The strict structure of each show (as pertained to "The Fugitive" as well, God, I loved that show), one after the other, gave the viewer the satisfaction of dependability. Even Hamilton Burger stopped being surprised when he lost every case, except three.
Some things I didn't know:
Hale's son is actor William Katt, the good-looking, dimpled nice guy who took Carrie to the prom and didn't live to regret it. He also played Paul Drake Jr. in some of the later Mason made-for-TV movies.
William Hopper (Paul Drake), son of Hedda Hopper, was originally up for and auditioned for the role of Perry Mason. I'm always fascinated by the fact that actors who play iconic roles, in this case, Burr, are more often than not the second, third, or forth choices for the role.
William Talman, the dependably stumped Hamilton Burger, was fired from the show in 1960 after being arrested on morals charges (smoking marijuana with a group of naked people in a private home raided by police) and later reinstated because of a fan-based letter-writing campaign.
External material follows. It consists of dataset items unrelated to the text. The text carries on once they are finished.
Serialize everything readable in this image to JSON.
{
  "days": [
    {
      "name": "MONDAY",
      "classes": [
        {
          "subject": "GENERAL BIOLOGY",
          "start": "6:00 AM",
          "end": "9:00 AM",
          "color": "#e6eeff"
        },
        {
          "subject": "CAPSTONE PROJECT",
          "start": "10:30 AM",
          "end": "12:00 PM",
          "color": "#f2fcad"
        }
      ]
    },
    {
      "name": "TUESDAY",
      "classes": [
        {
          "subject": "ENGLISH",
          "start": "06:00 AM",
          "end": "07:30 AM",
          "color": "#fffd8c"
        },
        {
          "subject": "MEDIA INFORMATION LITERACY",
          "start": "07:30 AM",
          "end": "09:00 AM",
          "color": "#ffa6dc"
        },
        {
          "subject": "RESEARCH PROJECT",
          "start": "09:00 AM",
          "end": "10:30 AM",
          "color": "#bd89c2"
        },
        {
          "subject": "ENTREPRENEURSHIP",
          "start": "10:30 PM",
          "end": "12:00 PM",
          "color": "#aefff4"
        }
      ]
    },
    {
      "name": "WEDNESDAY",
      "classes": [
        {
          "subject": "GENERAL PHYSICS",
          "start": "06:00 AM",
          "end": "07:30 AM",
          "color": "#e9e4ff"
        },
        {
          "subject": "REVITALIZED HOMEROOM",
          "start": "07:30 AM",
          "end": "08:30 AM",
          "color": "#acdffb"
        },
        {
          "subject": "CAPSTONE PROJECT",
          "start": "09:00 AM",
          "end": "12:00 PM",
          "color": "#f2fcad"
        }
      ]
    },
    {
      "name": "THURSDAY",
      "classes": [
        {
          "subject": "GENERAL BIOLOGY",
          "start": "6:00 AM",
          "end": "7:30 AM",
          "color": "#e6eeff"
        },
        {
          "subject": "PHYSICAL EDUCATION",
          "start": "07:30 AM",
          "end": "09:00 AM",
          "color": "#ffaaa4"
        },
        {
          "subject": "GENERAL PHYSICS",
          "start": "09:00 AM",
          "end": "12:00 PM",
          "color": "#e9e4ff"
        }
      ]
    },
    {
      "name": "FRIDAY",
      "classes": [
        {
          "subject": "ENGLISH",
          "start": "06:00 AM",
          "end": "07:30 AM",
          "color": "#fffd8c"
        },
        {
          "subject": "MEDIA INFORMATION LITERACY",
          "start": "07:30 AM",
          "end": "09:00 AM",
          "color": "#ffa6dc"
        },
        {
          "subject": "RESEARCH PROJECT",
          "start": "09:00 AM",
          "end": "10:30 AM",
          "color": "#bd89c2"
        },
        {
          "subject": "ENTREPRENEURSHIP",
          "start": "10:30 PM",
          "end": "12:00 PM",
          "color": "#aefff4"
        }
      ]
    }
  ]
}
Talman was acquitted, much to the chagrin to whomever the prosecuting district attorney happened to be, who I imagine took some ribbing down at City Hall for not being able to legally nail Hamilton Burger in flagrantly delicto, just like Hamilton Burger.
Posted by: Countme-In | January 05, 2014 at 09:12 AM
Count, I love the idea that Ham Burger can win . . . but on defense. Never** as a prosecutor.
** Actually, I have a vague recollection that Mason actually lost a couple of cases. But his win percentage was amazing.
Posted by: wj | January 05, 2014 at 03:14 PM
Ranganathan:
"It's really a form of faceted classification. I wonder how many librarians they have on staff?"
Yes, it is. And I think that number is zero.
So...this intersects with my [current] industry. And I think they're doing it wrong.
It's a clever scheme --- for being invented from scratch. But that's a ludicrous number of categories. Ludicrous. Unwieldy to the point of uselessness.
For example -- or for starters, take your pick -- "Raymond Burr" and "xxxxx genre" should be different tags, and both applied to the content. Super-over-postcoordinating the categories isn't useful.
I'd love to take a look at their scheme.
Posted by: bob_is_boring | January 05, 2014 at 11:55 PM
I never watched Perry Mason, but have been a lifelong fan of Rumpole of the Bailey and would argue that it falls into the same subgenre that you described.